Iraq: In recently released photos and videos, the Islamic State has shown the murder of several men accused of being gay. One was killed by being thrown off a 100 foot building onto concrete. Another man was killed by being thrown off a roof into a pile of rocks. When it became evident that he survived, he was stoned to death. A third man was executed by beheading. Crowds, including young children, are often gathered to watch these murders.
Saudi Arabia: On Wednesday, April 20, 2016, Hussain al-Magaafi became the 85 individual executed so far this year in the kingdom. Hussain was executed for the fatal stabbing of another national during an argument.
United States of America: During the summer months, death row inmates at the Louisiana State Penitentiary in Angola argue that their rights are being violated due to the extreme heat and humidity. During the three year legal battle, inmates have argued that they have the right to have air conditioning installed due to the extreme heat. The state argued that installing air conditioning was extremely expensive and that there were other ways to cool off death row. A plan has been accepted by Chief US District Judge Brian Jackson, who agreed that the extreme temperatures violated the inmates rights. Instead of air conditioning, however, heat and humidity sensor have been installed and will be monitored from April 1 until October 31. Additionally, hot and cold shower water valves have been installed, allowing for daily cold showers, an additional ice machine has been purchased, each death row inmate will receive individual ice containers, and additional fans have been installed.
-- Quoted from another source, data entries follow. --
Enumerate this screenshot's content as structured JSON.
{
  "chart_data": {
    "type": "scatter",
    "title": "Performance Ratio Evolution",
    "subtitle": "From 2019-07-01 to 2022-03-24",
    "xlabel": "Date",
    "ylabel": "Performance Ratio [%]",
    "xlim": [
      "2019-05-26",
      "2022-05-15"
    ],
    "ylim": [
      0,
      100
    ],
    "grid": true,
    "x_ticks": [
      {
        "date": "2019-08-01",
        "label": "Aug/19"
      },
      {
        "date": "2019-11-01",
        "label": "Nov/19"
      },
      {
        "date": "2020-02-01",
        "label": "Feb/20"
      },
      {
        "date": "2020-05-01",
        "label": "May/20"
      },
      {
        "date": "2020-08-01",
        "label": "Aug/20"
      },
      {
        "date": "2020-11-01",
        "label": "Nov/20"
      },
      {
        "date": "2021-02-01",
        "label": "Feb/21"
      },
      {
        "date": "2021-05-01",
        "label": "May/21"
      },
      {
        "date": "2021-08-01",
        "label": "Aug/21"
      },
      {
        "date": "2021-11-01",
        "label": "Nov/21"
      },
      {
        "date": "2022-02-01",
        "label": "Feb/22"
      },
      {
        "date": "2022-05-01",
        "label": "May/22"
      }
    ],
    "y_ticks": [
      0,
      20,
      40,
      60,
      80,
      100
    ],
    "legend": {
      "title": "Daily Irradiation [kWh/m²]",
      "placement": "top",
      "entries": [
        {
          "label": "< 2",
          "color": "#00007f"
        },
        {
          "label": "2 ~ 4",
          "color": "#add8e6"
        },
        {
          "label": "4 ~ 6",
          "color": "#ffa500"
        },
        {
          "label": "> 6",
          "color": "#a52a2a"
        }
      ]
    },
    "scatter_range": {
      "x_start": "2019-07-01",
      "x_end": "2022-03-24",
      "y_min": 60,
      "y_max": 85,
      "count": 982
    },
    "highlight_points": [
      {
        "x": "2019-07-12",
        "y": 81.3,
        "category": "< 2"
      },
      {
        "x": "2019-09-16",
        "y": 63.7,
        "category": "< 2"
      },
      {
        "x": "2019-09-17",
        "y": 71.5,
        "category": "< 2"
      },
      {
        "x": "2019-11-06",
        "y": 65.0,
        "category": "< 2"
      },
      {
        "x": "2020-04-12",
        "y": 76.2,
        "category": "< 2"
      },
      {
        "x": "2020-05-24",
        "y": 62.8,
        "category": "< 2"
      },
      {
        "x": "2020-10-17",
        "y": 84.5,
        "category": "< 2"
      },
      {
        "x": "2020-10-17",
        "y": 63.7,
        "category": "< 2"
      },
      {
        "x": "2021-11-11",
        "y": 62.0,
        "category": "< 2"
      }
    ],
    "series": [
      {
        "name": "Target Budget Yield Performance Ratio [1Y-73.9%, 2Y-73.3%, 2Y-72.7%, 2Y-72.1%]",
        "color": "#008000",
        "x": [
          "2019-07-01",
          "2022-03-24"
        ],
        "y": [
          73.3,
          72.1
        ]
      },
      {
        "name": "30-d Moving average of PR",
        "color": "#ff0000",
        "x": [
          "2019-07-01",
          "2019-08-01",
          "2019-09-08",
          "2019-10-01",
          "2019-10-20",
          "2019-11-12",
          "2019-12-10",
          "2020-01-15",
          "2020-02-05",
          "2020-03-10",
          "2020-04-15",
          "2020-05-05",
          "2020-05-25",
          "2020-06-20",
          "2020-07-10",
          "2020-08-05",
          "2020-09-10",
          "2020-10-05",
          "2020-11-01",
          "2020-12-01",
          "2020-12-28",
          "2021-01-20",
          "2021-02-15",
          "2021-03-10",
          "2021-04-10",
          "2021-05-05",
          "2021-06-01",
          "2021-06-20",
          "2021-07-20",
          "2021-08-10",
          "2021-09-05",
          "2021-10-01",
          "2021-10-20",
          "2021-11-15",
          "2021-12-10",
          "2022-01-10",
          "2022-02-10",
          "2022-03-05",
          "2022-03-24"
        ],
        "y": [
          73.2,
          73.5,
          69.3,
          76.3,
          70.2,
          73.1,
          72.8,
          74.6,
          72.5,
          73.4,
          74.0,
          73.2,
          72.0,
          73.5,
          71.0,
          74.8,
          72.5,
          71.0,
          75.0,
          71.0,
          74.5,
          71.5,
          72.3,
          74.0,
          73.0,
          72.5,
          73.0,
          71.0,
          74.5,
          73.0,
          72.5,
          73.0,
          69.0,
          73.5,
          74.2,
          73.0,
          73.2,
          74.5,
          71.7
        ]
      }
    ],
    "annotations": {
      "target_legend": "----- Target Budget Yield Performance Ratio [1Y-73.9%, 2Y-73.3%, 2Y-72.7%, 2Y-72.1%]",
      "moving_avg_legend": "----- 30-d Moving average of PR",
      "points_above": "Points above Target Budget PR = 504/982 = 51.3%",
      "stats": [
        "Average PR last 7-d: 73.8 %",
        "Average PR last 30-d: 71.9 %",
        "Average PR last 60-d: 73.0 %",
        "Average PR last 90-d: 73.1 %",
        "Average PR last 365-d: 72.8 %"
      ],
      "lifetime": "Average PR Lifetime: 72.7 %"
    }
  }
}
The plan also states that if temperatures become too high, prisoners can be moved to the their were the death chamber is located, as it can be air conditioned. Death row inmates argue that these new measures are “half hearted” and will do little to remedy the problem.
In the recently updated Texas Department of Criminal Justice’s “Offender Orientations Manuel,” it now states that “Offenders are prohibited from maintaining active social media accounts for the purposes of soliciting, updating, or engaging in others, through a 3rd party or otherwise.” Inmates who violate this rule could be punished in prison. Advocates for the prisoners, including those for death row inmates are concerned that this new policy will prevent individuals for making online advocacy pages. It has also been argued that the policy violates the inmate’s right to free speech. The Texas Department of Criminal Justice has defended the policy, stating that it is aimed at social media sites such as Facebook, Twitter, and Instagram, where some prisoners will sell items of their victims or harass the victim’s family members.
Both the House and Senate in Mississippi have passed a bill that would make the names of prison employees involved in an execution and the providers of the drugs for the execution a state secret. It would also protect the identities of the family members of the victim(s) and of the inmate who attend the execution. The bill has now been sent to the Governor Phil Bryant for his approval or veto.
An investigation has revealed that Oklahoma used a wrong drug in its most recent execution, and it was going to be used in a second if prison officials had not noticed. The drugs were delivered on the day of the execution. Now, Oklahoma Governor Mary Fallin has signed a bill into law that allows the Department of Corrections to store lethal injection drugs at the Oklahoma State Penitentiary.
Lawmakers in Virginia have approved the bill amended by Governor Terry McAuliffe. The bill originally proposed that the electric chair be the default method of execution if the state was unable to obtain execution drugs. The amended and approved bill will allow the state to the shield the identities of those who supply execution drugs from the public.